После этого он мог уже не беспокоиться, что я стану донимать его вопросами. Есть такие фразы, против которых мозг вырабатывает защитные реакции, и первая из них — ни о чем больше не спрашивать. Я понял только, что ушедших и уехавших было не две группы, а три, и что эта третья, самая малочисленная, делилась на две — на тех, о ком знали, что они исчезли, и на тех, о ком забыли, едва они успели исчезнуть. Табаки явно относился ко второй. И это еще было не самое странное.

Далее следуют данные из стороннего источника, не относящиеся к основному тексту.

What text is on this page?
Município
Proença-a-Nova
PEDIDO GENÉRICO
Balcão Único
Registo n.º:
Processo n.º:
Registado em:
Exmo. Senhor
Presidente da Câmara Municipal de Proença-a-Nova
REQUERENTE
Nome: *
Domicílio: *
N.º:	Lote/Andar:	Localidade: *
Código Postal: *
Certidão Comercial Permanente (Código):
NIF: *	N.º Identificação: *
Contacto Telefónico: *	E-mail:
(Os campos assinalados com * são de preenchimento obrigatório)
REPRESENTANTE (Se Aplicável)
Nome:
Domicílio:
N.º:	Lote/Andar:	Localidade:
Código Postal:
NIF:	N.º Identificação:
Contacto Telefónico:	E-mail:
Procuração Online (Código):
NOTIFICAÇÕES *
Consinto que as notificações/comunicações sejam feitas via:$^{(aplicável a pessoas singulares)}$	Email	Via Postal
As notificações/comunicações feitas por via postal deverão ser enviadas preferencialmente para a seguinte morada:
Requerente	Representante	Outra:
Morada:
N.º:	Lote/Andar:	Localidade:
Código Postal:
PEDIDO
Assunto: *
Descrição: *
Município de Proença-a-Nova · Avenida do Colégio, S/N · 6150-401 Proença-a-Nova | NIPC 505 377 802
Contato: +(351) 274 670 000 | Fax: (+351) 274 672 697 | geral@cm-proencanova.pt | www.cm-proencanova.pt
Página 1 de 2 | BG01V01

В спальне осталось много чего после уехавших, погрузившихся в беспробудный сон и исчезнувших. Много вещей, на которые нам со Сфинксом было больно смотреть. Но ничего, ни одной вещицы не осталось после Табаки. Даже пуговицы. Я искал их специально. Перекопал все. Ни носка, ни стоптанного тапка, ни английской булавки, ни засохшей половинки булочки. Вообще ничего. Я перестал искать следы Табаки, когда заметил, что с коридорных стен исчезли сделанные им надписи и рисунки. После них даже не осталось пустых мест. Что-то там было нарисовано, только не то, что было раньше. А потом я вдруг спохватился, что забыл его лицо. Я помнил его всего целиком, его кудлатость и сумасшедшие наряды, и где он любил сидеть, и громкое чавканье, но черты лица стерлись из памяти. Какого цвета у него были глаза? Какой был нос — курносый или с горбинкой? Я порылся в своих набросках. Миллион раз я рисовал Шакала, и карандашом, и пером, и пастелью. Но не нашел ни одного рисунка. Как будто кто-то перекопал мои бумаги и выкрал именно те, на которых был изображен Шакал. Зато я нашел кучу набросков, которых не делал. Вернее, я не помнил, чтобы я их делал, хотя рука была моя — это точно.